The hypothetical planet is so far away, its orbital period around the Sun is estimated at ten thousand years. By comparison, Pluto, the solar system’s best known dwarf, and outermost planet, completes a lap around the Sun in about two-hundred-and-forty-eight years.
But back to Planet Nine. Before even confirming the body even exists, astronomers are trying to figure out its origins. Wouldn’t that be easier once the planet is found? Whatever, some scientists believe it formed relatively close to the Sun, before being dispatched to the solar system’s outer reaches after a run-in with Jupiter.

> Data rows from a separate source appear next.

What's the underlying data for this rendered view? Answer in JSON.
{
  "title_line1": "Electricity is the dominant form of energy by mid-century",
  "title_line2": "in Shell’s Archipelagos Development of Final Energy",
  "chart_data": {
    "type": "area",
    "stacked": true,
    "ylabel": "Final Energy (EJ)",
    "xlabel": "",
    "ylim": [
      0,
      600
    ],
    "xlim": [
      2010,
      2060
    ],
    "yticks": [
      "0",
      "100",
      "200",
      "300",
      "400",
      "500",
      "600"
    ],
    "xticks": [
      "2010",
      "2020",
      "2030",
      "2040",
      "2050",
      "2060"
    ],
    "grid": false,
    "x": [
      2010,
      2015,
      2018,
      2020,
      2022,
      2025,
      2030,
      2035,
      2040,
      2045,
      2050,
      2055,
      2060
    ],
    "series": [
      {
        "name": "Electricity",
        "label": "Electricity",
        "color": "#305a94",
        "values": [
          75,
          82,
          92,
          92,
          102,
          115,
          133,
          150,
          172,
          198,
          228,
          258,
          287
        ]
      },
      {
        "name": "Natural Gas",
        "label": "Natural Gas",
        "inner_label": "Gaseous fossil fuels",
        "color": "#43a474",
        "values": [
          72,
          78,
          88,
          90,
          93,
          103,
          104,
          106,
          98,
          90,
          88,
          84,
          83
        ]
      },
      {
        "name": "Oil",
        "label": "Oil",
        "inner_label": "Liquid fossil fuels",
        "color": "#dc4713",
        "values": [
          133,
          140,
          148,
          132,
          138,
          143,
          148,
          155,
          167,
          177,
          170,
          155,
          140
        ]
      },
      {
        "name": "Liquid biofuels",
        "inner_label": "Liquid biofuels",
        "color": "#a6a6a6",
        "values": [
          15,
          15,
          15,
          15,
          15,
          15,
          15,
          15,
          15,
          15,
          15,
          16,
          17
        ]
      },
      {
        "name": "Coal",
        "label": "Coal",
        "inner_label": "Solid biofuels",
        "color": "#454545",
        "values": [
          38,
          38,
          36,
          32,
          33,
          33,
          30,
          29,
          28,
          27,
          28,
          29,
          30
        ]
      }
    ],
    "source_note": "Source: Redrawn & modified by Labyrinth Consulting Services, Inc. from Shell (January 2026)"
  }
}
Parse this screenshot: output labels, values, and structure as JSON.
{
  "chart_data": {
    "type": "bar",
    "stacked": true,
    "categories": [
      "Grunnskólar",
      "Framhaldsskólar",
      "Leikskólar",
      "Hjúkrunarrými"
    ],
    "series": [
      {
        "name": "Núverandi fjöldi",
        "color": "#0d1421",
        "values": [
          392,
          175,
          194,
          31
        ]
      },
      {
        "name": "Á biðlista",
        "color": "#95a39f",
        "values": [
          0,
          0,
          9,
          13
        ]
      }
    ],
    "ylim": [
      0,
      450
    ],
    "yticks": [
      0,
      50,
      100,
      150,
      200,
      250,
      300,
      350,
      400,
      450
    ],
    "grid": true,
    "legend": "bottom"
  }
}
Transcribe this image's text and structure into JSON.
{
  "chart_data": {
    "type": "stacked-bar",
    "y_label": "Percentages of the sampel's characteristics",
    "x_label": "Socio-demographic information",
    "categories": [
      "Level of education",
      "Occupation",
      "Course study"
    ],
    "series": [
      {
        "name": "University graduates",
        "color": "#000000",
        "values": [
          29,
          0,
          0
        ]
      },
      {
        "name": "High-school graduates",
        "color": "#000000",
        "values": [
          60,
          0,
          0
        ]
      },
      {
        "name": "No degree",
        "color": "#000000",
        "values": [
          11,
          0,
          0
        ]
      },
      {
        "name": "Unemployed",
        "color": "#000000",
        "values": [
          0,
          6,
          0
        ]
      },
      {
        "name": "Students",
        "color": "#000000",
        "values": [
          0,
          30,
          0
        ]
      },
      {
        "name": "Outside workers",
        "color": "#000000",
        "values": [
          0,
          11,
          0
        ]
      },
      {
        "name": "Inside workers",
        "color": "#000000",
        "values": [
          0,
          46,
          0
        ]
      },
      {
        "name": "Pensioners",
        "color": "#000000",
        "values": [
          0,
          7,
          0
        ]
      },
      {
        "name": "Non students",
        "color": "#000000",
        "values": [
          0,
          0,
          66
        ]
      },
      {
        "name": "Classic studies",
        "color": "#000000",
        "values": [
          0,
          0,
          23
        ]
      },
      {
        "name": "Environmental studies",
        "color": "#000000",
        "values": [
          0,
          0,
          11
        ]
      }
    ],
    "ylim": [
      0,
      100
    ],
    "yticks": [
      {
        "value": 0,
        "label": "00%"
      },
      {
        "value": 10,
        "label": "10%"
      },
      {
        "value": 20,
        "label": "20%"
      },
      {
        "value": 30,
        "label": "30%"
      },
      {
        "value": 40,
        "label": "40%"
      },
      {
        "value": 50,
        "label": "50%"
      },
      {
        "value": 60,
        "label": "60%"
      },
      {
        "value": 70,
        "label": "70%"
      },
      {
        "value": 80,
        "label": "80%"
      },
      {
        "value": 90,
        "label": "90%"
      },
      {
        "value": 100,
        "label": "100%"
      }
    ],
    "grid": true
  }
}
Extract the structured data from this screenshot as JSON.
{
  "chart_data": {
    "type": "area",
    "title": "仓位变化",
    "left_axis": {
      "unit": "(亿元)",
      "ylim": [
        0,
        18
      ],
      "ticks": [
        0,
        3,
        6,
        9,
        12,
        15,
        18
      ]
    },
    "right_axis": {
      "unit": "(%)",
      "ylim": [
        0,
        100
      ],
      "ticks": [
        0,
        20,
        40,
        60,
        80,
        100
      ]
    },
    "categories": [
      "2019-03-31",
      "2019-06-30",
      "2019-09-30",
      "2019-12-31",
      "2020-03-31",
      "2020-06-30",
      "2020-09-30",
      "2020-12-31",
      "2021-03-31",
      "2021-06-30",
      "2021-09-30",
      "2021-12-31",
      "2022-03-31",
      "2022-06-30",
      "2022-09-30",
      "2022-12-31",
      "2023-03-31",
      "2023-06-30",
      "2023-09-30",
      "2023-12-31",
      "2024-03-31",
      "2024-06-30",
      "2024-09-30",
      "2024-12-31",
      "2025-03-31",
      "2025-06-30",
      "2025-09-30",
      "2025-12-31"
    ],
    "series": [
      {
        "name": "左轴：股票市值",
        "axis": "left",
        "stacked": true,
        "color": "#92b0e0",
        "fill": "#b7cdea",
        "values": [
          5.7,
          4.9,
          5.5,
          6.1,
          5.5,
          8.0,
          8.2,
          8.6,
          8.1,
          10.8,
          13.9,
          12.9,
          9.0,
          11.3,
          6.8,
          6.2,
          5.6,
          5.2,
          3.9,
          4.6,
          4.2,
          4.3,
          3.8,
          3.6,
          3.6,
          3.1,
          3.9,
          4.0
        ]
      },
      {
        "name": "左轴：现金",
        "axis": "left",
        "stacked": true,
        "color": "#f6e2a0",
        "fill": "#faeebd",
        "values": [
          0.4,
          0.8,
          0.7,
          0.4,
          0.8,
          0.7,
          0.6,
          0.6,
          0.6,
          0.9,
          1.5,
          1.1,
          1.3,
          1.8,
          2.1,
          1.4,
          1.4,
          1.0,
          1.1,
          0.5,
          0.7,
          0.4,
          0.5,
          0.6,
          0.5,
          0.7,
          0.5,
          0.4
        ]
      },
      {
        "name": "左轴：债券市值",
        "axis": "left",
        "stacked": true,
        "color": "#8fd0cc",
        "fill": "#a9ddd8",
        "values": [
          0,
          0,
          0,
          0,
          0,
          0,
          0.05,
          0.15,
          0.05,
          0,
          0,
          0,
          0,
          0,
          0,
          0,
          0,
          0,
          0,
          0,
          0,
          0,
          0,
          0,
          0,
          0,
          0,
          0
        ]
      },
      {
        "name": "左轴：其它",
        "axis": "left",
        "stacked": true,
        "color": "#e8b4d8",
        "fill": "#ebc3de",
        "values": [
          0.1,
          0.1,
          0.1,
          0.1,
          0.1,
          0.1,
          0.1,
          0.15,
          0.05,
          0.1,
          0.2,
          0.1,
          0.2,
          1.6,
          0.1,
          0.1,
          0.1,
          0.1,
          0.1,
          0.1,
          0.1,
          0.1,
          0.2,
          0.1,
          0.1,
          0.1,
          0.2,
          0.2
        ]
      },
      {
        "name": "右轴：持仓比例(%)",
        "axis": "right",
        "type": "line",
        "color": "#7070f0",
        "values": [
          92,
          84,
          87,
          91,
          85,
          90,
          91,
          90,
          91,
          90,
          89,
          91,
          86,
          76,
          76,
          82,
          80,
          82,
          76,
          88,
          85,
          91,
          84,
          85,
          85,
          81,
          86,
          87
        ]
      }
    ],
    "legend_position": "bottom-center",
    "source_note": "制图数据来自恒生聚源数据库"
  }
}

Others, however, think Planet Nine is an exoplanet, a once rogue exoplanet possibly, that was captured by the Sun, after straying a little too closely to our solar system.
The final scenario sounds like a plot line from a B-grade sci-fi movie, and it seems to be comparably unlikely. Planet Nine could be an extraterrestrial invader. “Planet 9 may be an exoplanet in our own solar system,” said Gongjie Li, another astronomer at Harvard’s Center for Astrophysics whose recent modelling paper explores this very possibility, among others.
I’m not sure though I like the notion of Planet Nine being described as “a plot line from a B-grade sci-fi movie”, since it’s an idea I’ve been kicking around, as if it were a cosmic soccer ball, so to speak, in one of my sci-fi writing projects.